Fermín Romero de Torres me miró desconcertado, juntando los dedos de una mano y gesticulando al uso siciliano.
—A ver. Esta tarde, hará cosa de una hora u hora y media, una señorita de bandera pasó por aquí y preguntó por usted. Su padre de usted y servidor estábamos de cuerpo presente y le puedo asegurar sin lugar a dudas que la muchacha no tenía las pintas de ser un aparecido. Le podría describir a usted hasta el olor. A lavanda, pero más dulce. Como un bollito recién hecho.
—¿Dijo acaso el bollito que era mi novia?

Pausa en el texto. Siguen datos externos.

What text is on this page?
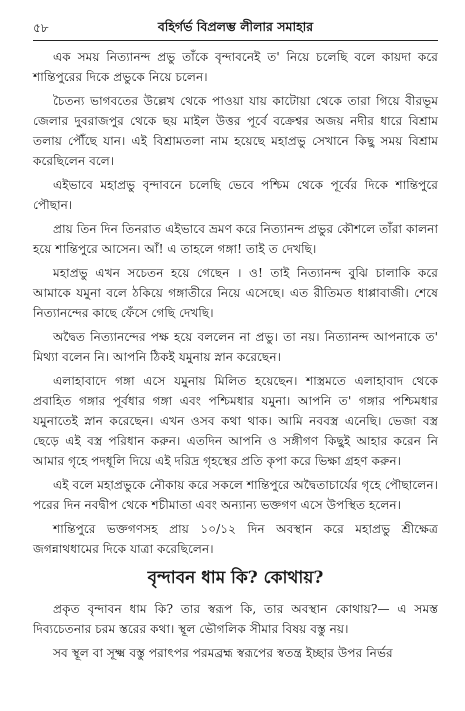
৫৮	বহির্গর্ভ বিপ্রলম্ভ লীলার সমাহার

এক সময় নিত্যানন্দ প্রভু তাঁকে বৃন্দাবনেই ত' নিয়ে চলেছি বলে কায়দা করে শান্তিপুরের দিকে প্রভুকে নিয়ে চলেন।

চৈতন্য ভাগবতের উল্লেখ থেকে পাওয়া যায় কাটোয়া থেকে তারা গিয়ে বীরভূম জেলার দুবরাজপুর থেকে ছয় মাইল উত্তর পূর্বে বক্রেশ্বর অজয় নদীর ধারে বিশ্রাম তলায় পৌঁছে যান। এই বিশ্রামতলা নাম হয়েছে মহাপ্রভু সেখানে কিছু সময় বিশ্রাম করেছিলেন বলে।

এইভাবে মহাপ্রভু বৃন্দাবনে চলেছি ভেবে পশ্চিম থেকে পূর্বের দিকে শান্তিপুরে পৌছান।

প্রায় তিন দিন তিনরাত এইভাবে ভ্রমণ করে নিত্যানন্দ প্রভুর কৌশলে তাঁরা কালনা হয়ে শান্তিপুরে আসেন। আঁ! এ তাহলে গঙ্গা! তাই ত দেখছি।

মহাপ্রভু এখন সচেতন হয়ে গেছেন । ও! তাই নিত্যানন্দ বুঝি চালাকি করে আমাকে যমুনা বলে ঠকিয়ে গঙ্গাতীরে নিয়ে এসেছে। এত রীতিমত ধাপ্পাবাজী। শেষে নিত্যানন্দের কাছে ফেঁসে গেছি দেখছি।

অদ্বৈত নিত্যানন্দের পক্ষ হয়ে বললেন না প্রভু। তা নয়। নিত্যানন্দ আপনাকে ত' মিথ্যা বলেন নি। আপনি ঠিকই যমুনায় স্নান করেছেন।

এলাহাবাদে গঙ্গা এসে যমুনায় মিলিত হয়েছেন। শাস্ত্রমতে এলাহাবাদ থেকে প্রবাহিত গঙ্গার পূর্বধার গঙ্গা এবং পশ্চিমধার যমুনা। আপনি ত' গঙ্গার পশ্চিমধার যমুনাতেই স্নান করেছেন। এখন ওসব কথা থাক। আমি নববস্ত্র এনেছি। ভেজা বস্ত্র ছেড়ে এই বস্ত্র পরিধান করুন। এতদিন আপনি ও সঙ্গীগণ কিছুই আহার করেন নি আমার গৃহে পদধূলি দিয়ে এই দরিদ্র গৃহস্থের প্রতি কৃপা করে ভিক্ষা গ্রহণ করুন।

এই বলে মহাপ্রভুকে নৌকায় করে সকলে শান্তিপুরে অদ্বৈতাচার্যের গৃহে পৌছালেন। পরের দিন নবদ্বীপ থেকে শচীমাতা এবং অন্যান্য ভক্তগণ এসে উপস্থিত হলেন।

শান্তিপুরে ভক্তগণসহ প্রায় ১০/১২ দিন অবস্থান করে মহাপ্রভু শ্রীক্ষেত্র জগন্নাথধামের দিকে যাত্রা করেছিলেন।

বৃন্দাবন ধাম কি? কোথায়?

প্রকৃত বৃন্দাবন ধাম কি? তার স্বরূপ কি, তার অবস্থান কোথায়?— এ সমস্ত দিব্যচেতনার চরম স্তরের কথা। স্থূল ভৌগলিক সীমার বিষয় বস্তু নয়।

সব স্থূল বা সূক্ষ্ম বস্তু পরাৎপর পরমব্রহ্ম স্বরূপের স্বতন্ত্র ইচ্ছার উপর নির্ভর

—Así, con todas las palabras no, pero sonrió como de refilón, ya sabe usted, y dijo que le esperaba el viernes por la tarde. Nosotros nos limitamos a sumar dos y dos.
—Bea… —murmuré yo.
—Ergo, existe —apuntó Fermín, aliviado.
—Sí, pero no es mi novia —dije.
—Pues no sé a qué está usted esperando.
—Es la hermana de Tomás Aguilar.
—¿Su amigo el inventor?
Asentí.
—Razón de más. Ni que fuese la hermana de Gil Robles, óigame; porque está buenísima. Yo, en su lugar, estaría a la que salta.
—Bea ya tiene novio. Un alférez que está haciendo el servicio.
Fermín suspiró, irritado.
—Ah, el ejército, lacra y reducto tribal del gremialismo simiesco. Mejor, porque así puede usted ponerle la cornamenta sin remordimientos.